I can heartily recommend two B & B's in Britain: the White House in Canterbury ( and 40 York Road in Royal Tunbridge Wells ( Both properties lived up to their descriptions and rankings in every aspect--they were clean, comfortable, and centrally located with helpful, congenial hosts. Patricia at 40 York Road (another Patricia) told me that the reviewers at TripAdvisor were absolutely "incorruptible" and conducted a thorough investigation before granting an inclusion on the site.

Another property I like in the U.K. is the hotel chain, Premier Inn, I've stayed at the location on Bath Road, near Heathrow Airport several times. It is good value. I first became aware of the hotels when I was researching a hotel near Heathrow when I travelled with my family nearly two years ago. It suited us well as the hotel allowed three in a room and there was a play area in the lobby for the children. (A good outlet for youthful energies.) The shuttle service between the hotel and the airport operates twice an hour and charges 4.00 GBP per adult per trip, but free for children. The chain has expanded to a number of locations--I think sometime I'll try one of their properties in central London.

Wednesday, May 5, 2010

Wonderwool Wales

Another principal reason for my travels overseas at this time was to attend Wonderwool Wales-- "A festival of Welsh wool and natural fibres." It is a yearly event at the Royal Welsh Showground in Builth Wells, and I believe this was the sixth year it's been held. As I've learned, the show has gone from strength to strength, and this year was another hit. The event was well organized, with many exhibitors--mostly from Wales but also from England and Scotland--a number of places to purchase tasty, relatively inexpensive food and many spots to just sit and watch the people. From counting the number of exhibitors in the show directory, there was a total of 154 booths. These were mostly yarn producers and shops, but also guilds, classes, a number of different sheep breeds and even a large working display from the Welsh National Wool Museum. I have many ideas for a group tour to Wales in 2011.

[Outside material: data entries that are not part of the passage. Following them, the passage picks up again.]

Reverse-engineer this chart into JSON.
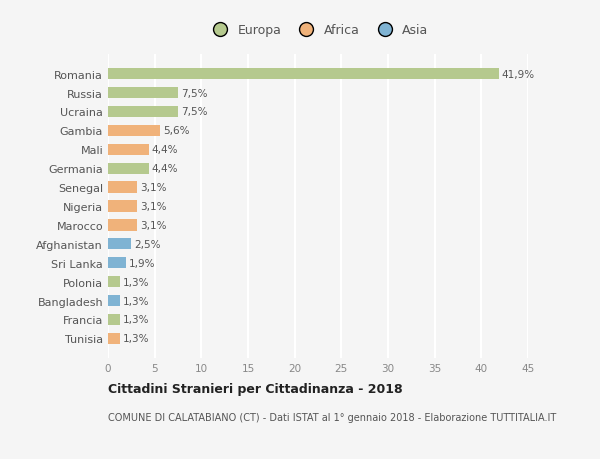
{
  "countries": [
    "Romania",
    "Russia",
    "Ucraina",
    "Gambia",
    "Mali",
    "Germania",
    "Senegal",
    "Nigeria",
    "Marocco",
    "Afghanistan",
    "Sri Lanka",
    "Polonia",
    "Bangladesh",
    "Francia",
    "Tunisia"
  ],
  "values": [
    41.9,
    7.5,
    7.5,
    5.6,
    4.4,
    4.4,
    3.1,
    3.1,
    3.1,
    2.5,
    1.9,
    1.3,
    1.3,
    1.3,
    1.3
  ],
  "labels": [
    "41,9%",
    "7,5%",
    "7,5%",
    "5,6%",
    "4,4%",
    "4,4%",
    "3,1%",
    "3,1%",
    "3,1%",
    "2,5%",
    "1,9%",
    "1,3%",
    "1,3%",
    "1,3%",
    "1,3%"
  ],
  "categories": [
    "Europa",
    "Europa",
    "Europa",
    "Africa",
    "Africa",
    "Europa",
    "Africa",
    "Africa",
    "Africa",
    "Asia",
    "Asia",
    "Europa",
    "Asia",
    "Europa",
    "Africa"
  ],
  "colors": {
    "Europa": "#b5c98e",
    "Africa": "#f0b27a",
    "Asia": "#7fb3d3"
  },
  "legend_labels": [
    "Europa",
    "Africa",
    "Asia"
  ],
  "title": "Cittadini Stranieri per Cittadinanza - 2018",
  "subtitle": "COMUNE DI CALATABIANO (CT) - Dati ISTAT al 1° gennaio 2018 - Elaborazione TUTTITALIA.IT",
  "xlim": [
    0,
    45
  ],
  "xticks": [
    0,
    5,
    10,
    15,
    20,
    25,
    30,
    35,
    40,
    45
  ],
  "bg_color": "#f5f5f5",
  "grid_color": "#ffffff",
  "bar_height": 0.6
}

After a very pleasant interlude with my cousins in Carmarthen, I stayed at a charming country house hotel near Builth Wells for two nights and on the third night in mid-Wales, moved to a B & B so I would be near the train station for my departure the next morning. The train station was located in a tiny little place called Cilmeris and it was stressed that this was a 'request stop'. Right on schedule, a little two-car train came chugging along, with me excitedly waving for it to stop. (The engineer couldn't have missed me as I was the only person, other than a flock of sheep on one side of the tracks and a number of cows in a field on the other.) I really enjoyed my journey from Cilmeris to Swansea--the route is called the Heart of Wales Line--and I happily sat and knit while I watched the green hills and fields of daffodils go by. It was fun to hear the chattering of Welsh accents from the other passengers.

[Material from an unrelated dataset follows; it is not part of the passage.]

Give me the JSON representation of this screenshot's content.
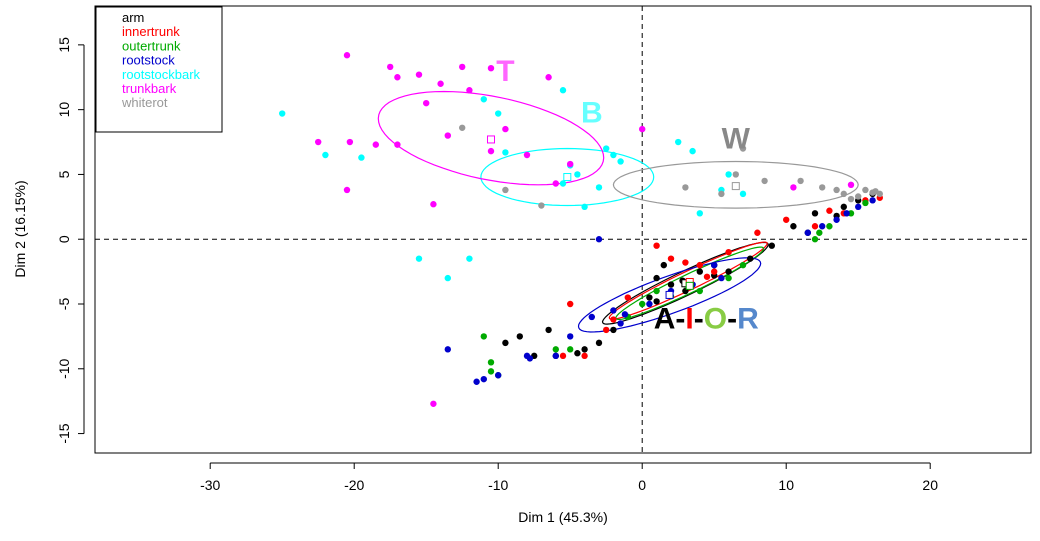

On a historical note, Cilmeris is known where Prince Llywelyn was slain by the English in 1282 and there is a granite memorial to mark the spot. On the Welsh inscription at the marker, Llywelyn is described as "ein llyw olaf"--translation: "Our last leader". (Wonder if Prince Charles knows about that?) My B & B hostess/taxi driver told me that Llywelyn was betrayed by those of the neighbouring village of Aberedw, and it's still felt that people from that village cannot be trusted! Welsh feelings run very deep and memories are long!

Once in Swansea, my train to London was waiting on the next platform. From there, I took the Heathrow Express at Paddington and then the shuttle bus to an airport hotel. The next morning, while I was waiting for the shuttle to Heathrow, I was amazed by the number of planes coming right over the hotel--I'm sure there was no more than a three-minute interval between each landing approach. Hard to believe!